À travers l’étude d’un programme de réhabilitation améliorée après chirurgie (RAAC), nous souhaitons illustrer les effets que le virage ambulatoire peut produire sur le travail des infirmières. En analysant la mise en œuvre de ce programme dans une clinique à but lucratif, nous montrerons comment l’intrication entre innovation médicale et innovation organisationnelle permet d’opérer une nouvelle division du travail entre plusieurs fonctions infirmières, les patients et leur entourage.
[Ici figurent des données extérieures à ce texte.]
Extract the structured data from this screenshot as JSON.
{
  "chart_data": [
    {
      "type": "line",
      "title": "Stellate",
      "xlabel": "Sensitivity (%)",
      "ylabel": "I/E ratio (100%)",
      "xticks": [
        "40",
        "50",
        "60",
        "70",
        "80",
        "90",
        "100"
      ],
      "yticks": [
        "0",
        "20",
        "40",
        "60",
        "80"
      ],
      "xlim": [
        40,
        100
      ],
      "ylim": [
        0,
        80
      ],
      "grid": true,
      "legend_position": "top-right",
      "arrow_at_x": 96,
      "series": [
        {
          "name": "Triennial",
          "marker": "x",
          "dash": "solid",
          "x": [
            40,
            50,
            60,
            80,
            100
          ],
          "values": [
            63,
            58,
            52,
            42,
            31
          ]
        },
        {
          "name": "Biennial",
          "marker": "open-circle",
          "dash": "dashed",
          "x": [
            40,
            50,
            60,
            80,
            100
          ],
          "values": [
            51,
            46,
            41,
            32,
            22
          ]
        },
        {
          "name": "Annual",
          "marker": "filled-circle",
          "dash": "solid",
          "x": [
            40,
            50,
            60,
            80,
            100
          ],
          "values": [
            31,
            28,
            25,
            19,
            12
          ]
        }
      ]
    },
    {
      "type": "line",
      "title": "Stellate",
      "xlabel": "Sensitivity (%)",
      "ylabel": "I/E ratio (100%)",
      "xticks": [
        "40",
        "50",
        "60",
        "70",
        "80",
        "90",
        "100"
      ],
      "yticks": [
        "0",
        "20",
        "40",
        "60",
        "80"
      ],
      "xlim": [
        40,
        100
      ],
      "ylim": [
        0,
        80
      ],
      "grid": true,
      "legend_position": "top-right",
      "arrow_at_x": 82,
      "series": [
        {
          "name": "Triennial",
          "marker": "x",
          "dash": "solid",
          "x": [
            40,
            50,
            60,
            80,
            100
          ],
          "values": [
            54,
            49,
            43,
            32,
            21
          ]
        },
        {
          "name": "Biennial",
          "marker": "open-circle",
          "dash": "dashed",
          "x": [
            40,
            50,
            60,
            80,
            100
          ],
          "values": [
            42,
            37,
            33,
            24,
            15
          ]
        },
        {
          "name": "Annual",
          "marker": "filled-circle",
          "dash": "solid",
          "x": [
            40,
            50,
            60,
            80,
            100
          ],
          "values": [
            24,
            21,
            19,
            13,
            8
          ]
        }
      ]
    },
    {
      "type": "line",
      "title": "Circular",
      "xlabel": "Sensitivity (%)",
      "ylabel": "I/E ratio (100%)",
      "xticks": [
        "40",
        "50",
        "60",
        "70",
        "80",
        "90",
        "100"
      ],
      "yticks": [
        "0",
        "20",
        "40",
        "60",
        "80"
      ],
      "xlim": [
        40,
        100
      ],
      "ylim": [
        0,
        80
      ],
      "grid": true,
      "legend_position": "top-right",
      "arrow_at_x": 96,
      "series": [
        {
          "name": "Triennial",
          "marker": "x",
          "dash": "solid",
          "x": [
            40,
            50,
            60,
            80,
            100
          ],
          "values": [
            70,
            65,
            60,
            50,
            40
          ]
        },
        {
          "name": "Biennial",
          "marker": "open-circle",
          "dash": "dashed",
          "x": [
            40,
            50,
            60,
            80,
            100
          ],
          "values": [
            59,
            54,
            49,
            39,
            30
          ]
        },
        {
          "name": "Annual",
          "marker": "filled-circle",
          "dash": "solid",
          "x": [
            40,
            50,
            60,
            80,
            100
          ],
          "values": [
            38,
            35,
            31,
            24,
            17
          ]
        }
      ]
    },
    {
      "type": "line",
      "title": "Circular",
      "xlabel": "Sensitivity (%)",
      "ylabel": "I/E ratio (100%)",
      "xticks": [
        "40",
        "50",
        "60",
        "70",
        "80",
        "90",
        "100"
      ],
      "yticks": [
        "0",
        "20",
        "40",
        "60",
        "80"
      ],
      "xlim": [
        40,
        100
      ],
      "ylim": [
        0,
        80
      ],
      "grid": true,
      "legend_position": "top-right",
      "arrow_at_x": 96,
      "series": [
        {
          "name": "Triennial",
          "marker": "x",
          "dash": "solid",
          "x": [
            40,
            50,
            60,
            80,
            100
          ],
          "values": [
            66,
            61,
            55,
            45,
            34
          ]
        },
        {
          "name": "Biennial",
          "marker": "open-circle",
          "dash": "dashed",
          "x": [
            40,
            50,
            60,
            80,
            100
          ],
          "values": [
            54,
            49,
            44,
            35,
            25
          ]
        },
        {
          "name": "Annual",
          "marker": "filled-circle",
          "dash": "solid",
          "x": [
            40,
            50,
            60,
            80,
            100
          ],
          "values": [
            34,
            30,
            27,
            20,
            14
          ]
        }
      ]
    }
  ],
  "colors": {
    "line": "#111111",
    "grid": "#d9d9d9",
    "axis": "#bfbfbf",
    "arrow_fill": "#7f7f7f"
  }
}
L’externalisation sur les patients et leurs proches des tâches d’organisation, des activités de care à faible valeur ajoutée et à forte dimension individuelle et relationnelle, ainsi que le fait qu’ils devront les réaliser en dehors du temps de l’hospitalisation permet de réduire la variabilité des prises en charge hospitalières et, ainsi, de garantir un raccourcissement significatif de la durée de séjour. Du côté des infirmières, la déprofessionnalisation du travail de care et le raccourcissement des séjours génère un appauvrissement du travail et une augmentation des cadences. Plus largement, le déploiement de ce type de programmes dans des cliniques privées à but lucratif pose la question de leur généralisation dans le cadre des réformes portées par l’action publique et du risque de production d’inégalités sociales.
Article
Cet article se propose de contribuer à éclairer l’effet socialement différencié des réformes dans le cadre du développement massif des prises en charge ambulatoires, mouvement porté par l’action publique sous le terme de « virage ambulatoire ». L’ambulatoire recouvre deux mouvements complémentaires mais différents : le premier, qui s’applique aux établissements hospitaliers, porte sur les modalités d’accueil des patients. Il consiste à organiser un séjour hospitalier dans une durée maximale de douze heures sans hébergement, « au bénéfice de patients dont l’état de santé correspond à ces modes de prise en charge ». En chirurgie, l’ambulatoire concerne essentiellement des interventions dites « légères » ou réalisées avec des méthodes peu invasives. En médecine, elle porte sur des traitements qui ne supposent pas que le patient passe la nuit à l’hôpital. La seconde acception du terme « ambulatoire » fait référence aux soins réalisés en dehors du cadre hospitalier, que l’on peut en particulier relier à une externalisation croissante des prises en charge à domicile par des professionnels libéraux et soutenue par l’Assurance maladie grâce au Prado. À la croisée de ces deux mouvements se trouve un programme appelé « réhabilitation améliorée après chirurgie » (RAAC), qui permet de concilier l’optimisation du processus de prise en charge intra-hospitalière avec une sortie précoce vers le domicile. Grâce à une réflexion clinique sur les facteurs préservant ou améliorant l’état physiologique du patient avant, pendant et après la chirurgie, il permet en effet de raccourcir significativement la durée de séjour des patients devant subir une chirurgie lourde…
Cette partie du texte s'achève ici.